We quizzed him on the district’s role in the West Midlands Combined Authority (WMCA), the huge funding that it has at its disposal as part of the government’s move towards devolution, and potential solutions to the town’s chronic congestion problems.
Stratford District Council initially voted against becoming a non-constituent member of the WMCA in 2015, citing risks outweighing the benefits, before a U-turn after a second vote
was forced.
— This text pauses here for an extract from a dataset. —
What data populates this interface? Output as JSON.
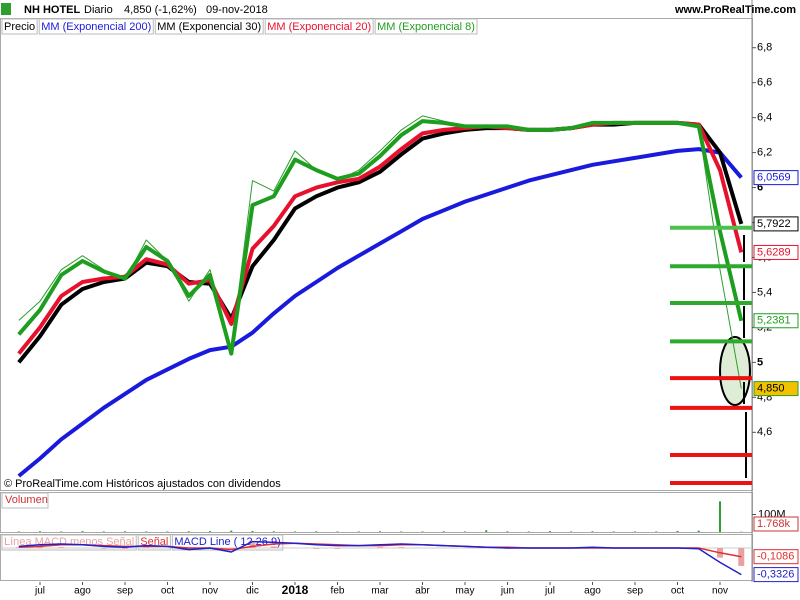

As a result council’s leader, Chris Saint, sits on the board, and although Mr Street has no direct influence over matters in Warwickshire, he did say funding that has been secured from central government would still be made available to strategic projects in the county.
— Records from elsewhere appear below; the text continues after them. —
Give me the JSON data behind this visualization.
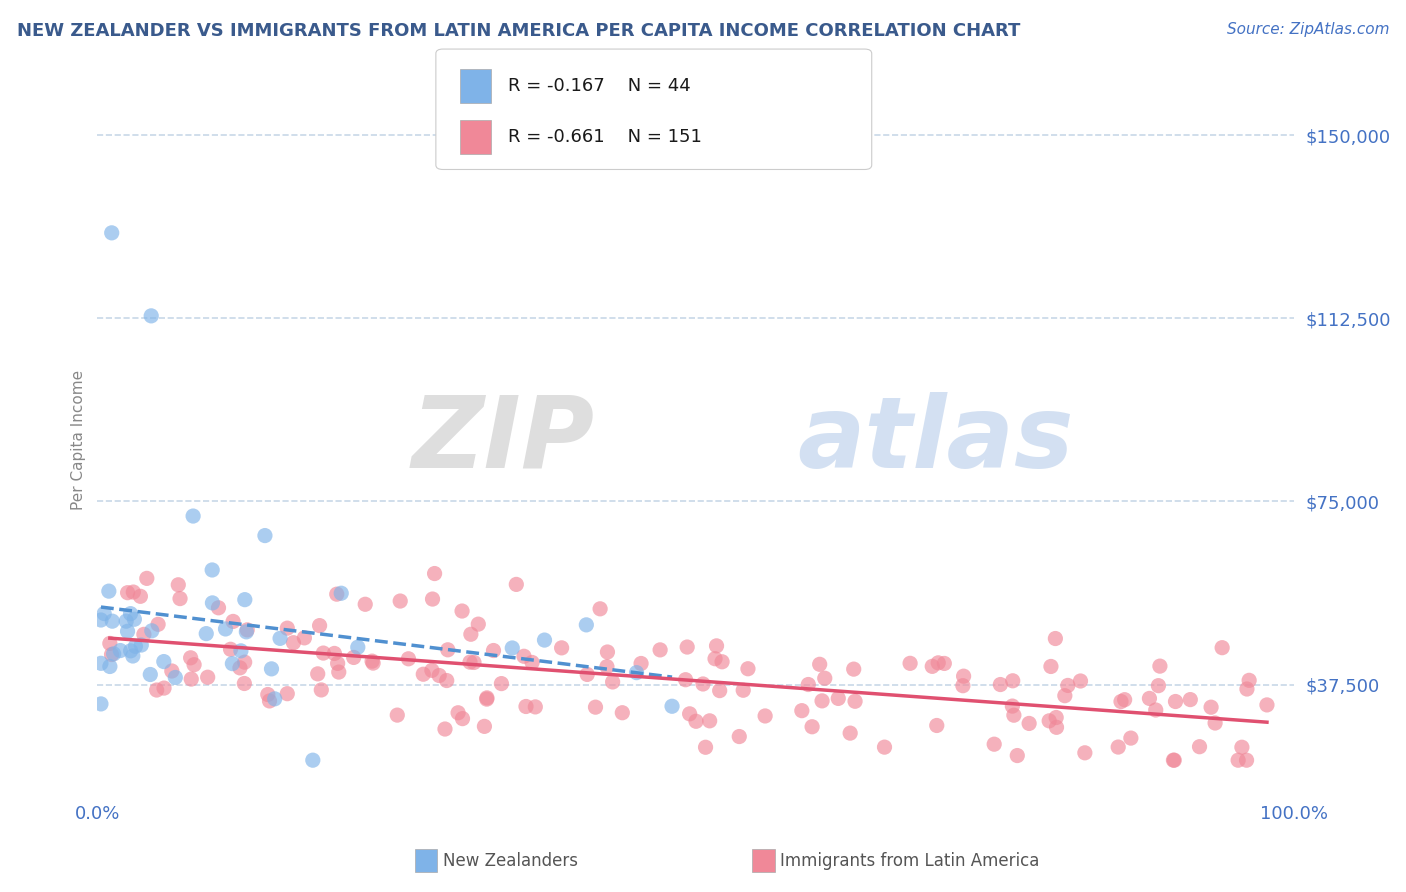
{
  "title": "NEW ZEALANDER VS IMMIGRANTS FROM LATIN AMERICA PER CAPITA INCOME CORRELATION CHART",
  "source": "Source: ZipAtlas.com",
  "ylabel": "Per Capita Income",
  "watermark_zip": "ZIP",
  "watermark_atlas": "atlas",
  "x_min": 0.0,
  "x_max": 100.0,
  "y_min": 15000,
  "y_max": 160000,
  "y_ticks": [
    37500,
    75000,
    112500,
    150000
  ],
  "y_tick_labels": [
    "$37,500",
    "$75,000",
    "$112,500",
    "$150,000"
  ],
  "legend_label1": "New Zealanders",
  "legend_label2": "Immigrants from Latin America",
  "legend_R1": "R = -0.167",
  "legend_N1": "N = 44",
  "legend_R2": "R = -0.661",
  "legend_N2": "N = 151",
  "color_nz": "#7fb3e8",
  "color_nz_dark": "#5090d0",
  "color_la": "#f08898",
  "color_la_line": "#e05070",
  "title_color": "#3a5a8c",
  "axis_color": "#4472c4",
  "source_color": "#4472c4",
  "background_color": "#ffffff",
  "grid_color": "#c8d8e8"
}
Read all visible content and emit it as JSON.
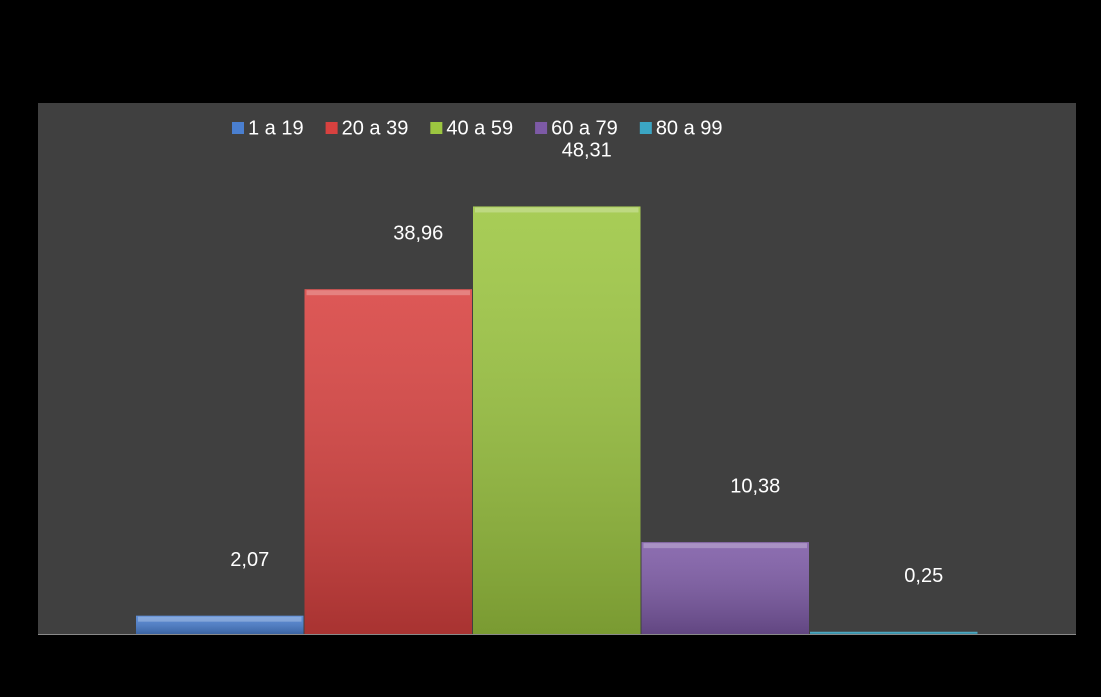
{
  "chart_data": {
    "type": "bar",
    "categories": [
      null
    ],
    "series": [
      {
        "name": "1 a 19",
        "color": "#4a7fd0",
        "values": [
          2.07
        ],
        "value_labels": [
          "2,07"
        ]
      },
      {
        "name": "20 a 39",
        "color": "#d8413f",
        "values": [
          38.96
        ],
        "value_labels": [
          "38,96"
        ]
      },
      {
        "name": "40 a 59",
        "color": "#9cc640",
        "values": [
          48.31
        ],
        "value_labels": [
          "48,31"
        ]
      },
      {
        "name": "60 a 79",
        "color": "#7d5aa6",
        "values": [
          10.38
        ],
        "value_labels": [
          "10,38"
        ]
      },
      {
        "name": "80 a 99",
        "color": "#3ba6c4",
        "values": [
          0.25
        ],
        "value_labels": [
          "0,25"
        ]
      }
    ],
    "ylim": [
      0,
      60
    ],
    "legend": "top"
  }
}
“I said right from the beginning of setting up the combined authority that the logic for it was not an artificial political line, the logic was all about the economic geography, and Warwickshire is absolutely linked to the urban West Midlands, if you look at how people move for their jobs, how supply chains work together.
“A brilliant example of that is Jaguar Land Rover in Wolverhampton, in Birmingham, in Solihull, in Coventry, and in Warwickshire.
“They have all got to work together, so I was delighted by the decision by Stratford District Council to be part of the combined authority.
“Stratford does a lot more than tourism, that’s the thing about its economy, its economy is vast in the automotive supply chainand if you think of Gaydon as the main research base of JLR, it’s absolutely in the core of one of our key sectors, as well as the tourist sector and the creative industries, so I think we need to think about Stratford as much more that just a tourist destination.
“I was in Stratford only last week for the Stratford-on-Avon Business Club, and it’s brilliant that that’s been revived, and it was an important occasion because I got to hear sharply from business what the issues were that really concern them.
“I will come whenever and that’s why I’m here today because one of the critical things to me about the West Midlands is that I see business as playing a crucial role alongside politicians, that’s my whole background.”
Transport is one of the key areas of Mr Street’s remit, and while the conference heard about plans to improve the A46 which runs the length of the county, Mr Street said his office was also pressing for improved services on the Birmingham to Stratford line, and did not rule out putting his weight behind calls to reinstate the line between Stratford and Honeybourne.
“Nothing is happening at the moment on the Honeybourne piece from our office, it doesn’t mean it can’t in the future.
“But what is absolutely critical in our office is connectivity across the West Midlands, so yes we are pressuring the new operating company to improve the service between Birmingham
“People talk about the nighttime economy and people being able to move during that, so critically, yes we want to see on that Shakespeare Line much-improved services.
“We are already lobbying very hard to Network Rail to reopen railway lines: the Camp Hill line in Birmingham, the Walsall to Wolverhampton line, the Stourbridge to Brierley Hill
line, the Aldridge line, there’s four we’re working with Network Rail on and I would be more than happy to come and hear this [the Honeybourne] case out as well.”
Mr Street was chairman of the Great Birmingham Local Enterprise Partnership before his election as Mayor.
Stratford has felt a little short-changed from the Coventry and Warwickshire LEP, and we pressed him on how favourable bids from Stratford would be for money that he had at his disposal as part of the region’s devolution deal.
He told us: “I can point to lots of bids that have come in for non-constituent authorities such as Cannock and Telford, they have already had good money from the WMCA, so my message to Stratford is yes, we are open to receive the business cases from the non-constituent members as well.”
A study into the economic benefits of reinstating the Honeybourne line, led by Worcestershire County Council and funded by local authorities and train operating company, Great Western Railways, has yet to be carried out.
But Fraser Pithie, secretary of the Shakespeare Line Promotion Group, said: “We are really encouraged by what Andy Street has said, he’s showing the foresight that is lacking from
Warwickshire County Council [the county’s transport authority], and other local representatives.”